Live Paint — Making things out of thin air
Contributed by Brenda Sutherland, Illustrator Team Geologist
Isn’t it a great feeling when you set out to do something and find that it’s already been done? I’ve got that feeling now thanks to Mordy Golding’s instructional video’s currently being offered for FREE on Lynda.com.
You see today was the day I was planning on wrapping up my series on Pathfinder and all the great features that use it with an article on Live Paint. But it turns out Mordy has just completed a series of 10 videos that go into depth describing the benefits of Live Paint and how to use it. Whew, my job is done!
Well, almost. . .
While I don’t want to spend too much time covering the nuts and bolts of Live Paint, as you can get that from watching the video’s, I’ll spend a little time talking about the development of the feature, since many of you have told us that you enjoy hearing the behind the scenes stories of how features evolve.
The motivation behind Live Paint was to create a more intuitive drawing and coloring environment in Illustrator. While Ai is the industry leader in vector graphic programs, the learning curve is pretty high, and it pains us to see new users create shapes by overlapping strokes then struggle to find a way to fill the object they’ve created with color. This is something that is easy for them to do in pixel based painting programs, even the educational software for children makes it easy to draw and paint this way, so it’s understandable that new users would expect to find a method of working like this in Illustrator.
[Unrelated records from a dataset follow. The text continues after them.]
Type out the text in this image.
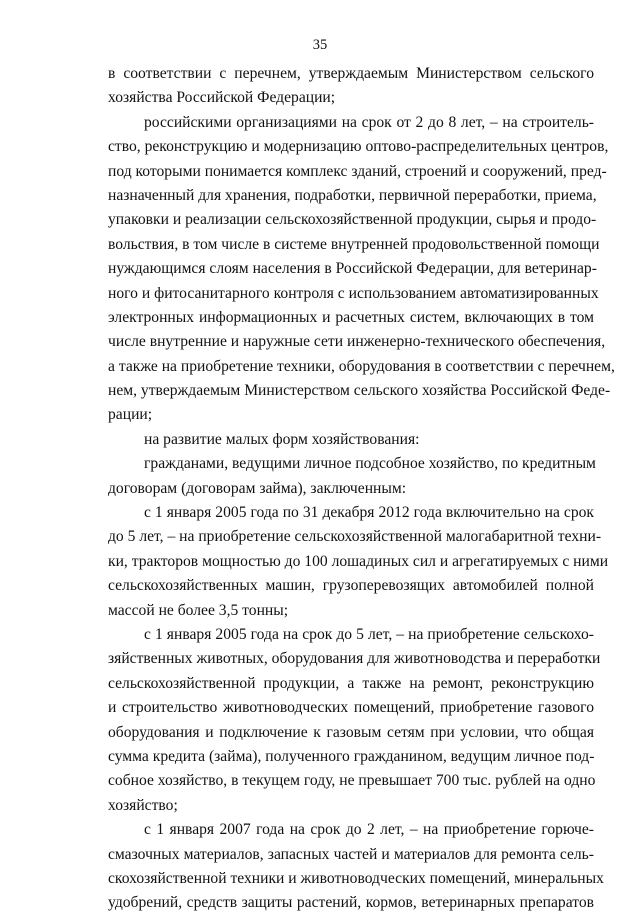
35
в соответствии с перечнем, утверждаемым Министерством сельского
хозяйства Российской Федерации;
российскими организациями на срок от 2 до 8 лет, – на строитель-
ство, реконструкцию и модернизацию оптово-распределительных центров,
под которыми понимается комплекс зданий, строений и сооружений, пред-
назначенный для хранения, подработки, первичной переработки, приема,
упаковки и реализации сельскохозяйственной продукции, сырья и продо-
вольствия, в том числе в системе внутренней продовольственной помощи
нуждающимся слоям населения в Российской Федерации, для ветеринар-
ного и фитосанитарного контроля с использованием автоматизированных
электронных информационных и расчетных систем, включающих в том
числе внутренние и наружные сети инженерно-технического обеспечения,
а также на приобретение техники, оборудования в соответствии с перечнем,
нем, утверждаемым Министерством сельского хозяйства Российской Феде-
рации;
на развитие малых форм хозяйствования:
гражданами, ведущими личное подсобное хозяйство, по кредитным
договорам (договорам займа), заключенным:
с 1 января 2005 года по 31 декабря 2012 года включительно на срок
до 5 лет, – на приобретение сельскохозяйственной малогабаритной техни-
ки, тракторов мощностью до 100 лошадиных сил и агрегатируемых с ними
сельскохозяйственных машин, грузоперевозящих автомобилей полной
массой не более 3,5 тонны;
с 1 января 2005 года на срок до 5 лет, – на приобретение сельскохо-
зяйственных животных, оборудования для животноводства и переработки
сельскохозяйственной продукции, а также на ремонт, реконструкцию
и строительство животноводческих помещений, приобретение газового
оборудования и подключение к газовым сетям при условии, что общая
сумма кредита (займа), полученного гражданином, ведущим личное под-
собное хозяйство, в текущем году, не превышает 700 тыс. рублей на одно
хозяйство;
с 1 января 2007 года на срок до 2 лет, – на приобретение горюче-
смазочных материалов, запасных частей и материалов для ремонта сель-
скохозяйственной техники и животноводческих помещений, минеральных
удобрений, средств защиты растений, кормов, ветеринарных препаратов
But vector paths don’t work that way. The paint attributes are part of the geometry of the original objects. Spaces between these objects are just that, spaces, empty spaces, negative space . . . It’s kind of like holding your hands up and making a rectangle with your fingers. You can see the shape of the rectangle, but you know it’s not a real object, it’s more of an optical illusion. Well that’s the problem we had to solve in Illustrator. Objects can be close together and the spaces between them can look like objects, but there is no object there. So how can a user fill it with paint?
Thankfully we have some really brilliant people here at Adobe who weren’t afraid to think about this and come up with a solution. Paul Asente, Teri Pettit and Steve Schiller developed a new planar map implementation that not only could recognize these spaces as shapes, but could do it while retaining the original geometry so when the objects are moved around, the objects that have been defined by the edges of the objects update as well.Of course, Pathfinder is used in these operations, but without permanently breaking up your objects. When you are working with Live Paint, you can still move the original objects (geometry) around, and the transformed shapes will automatically repaint!In order to do this we had to put the objects together in a group. So anytime you convert an object to Live Paint you are creating a Live Paint group. Because it can be tricky to edit objects in a group, and we wanted to make Live Paint easy to use, we implemented Isolation Edit Mode, which makes working with groups so much easier we’ve since gone on to implementing it for symbols, clipping paths etc. . . (I’ll cover this more in a future blog post)So much for thinking that this would be a short post. I hope that if you haven’t tried Live Paint yet (it was implemented in CS2) that you’ll take the time to watch some of Mordy’s demos and try it out. It’s a whole new way to work in Illustrator that will save you time and help you expand your creativity.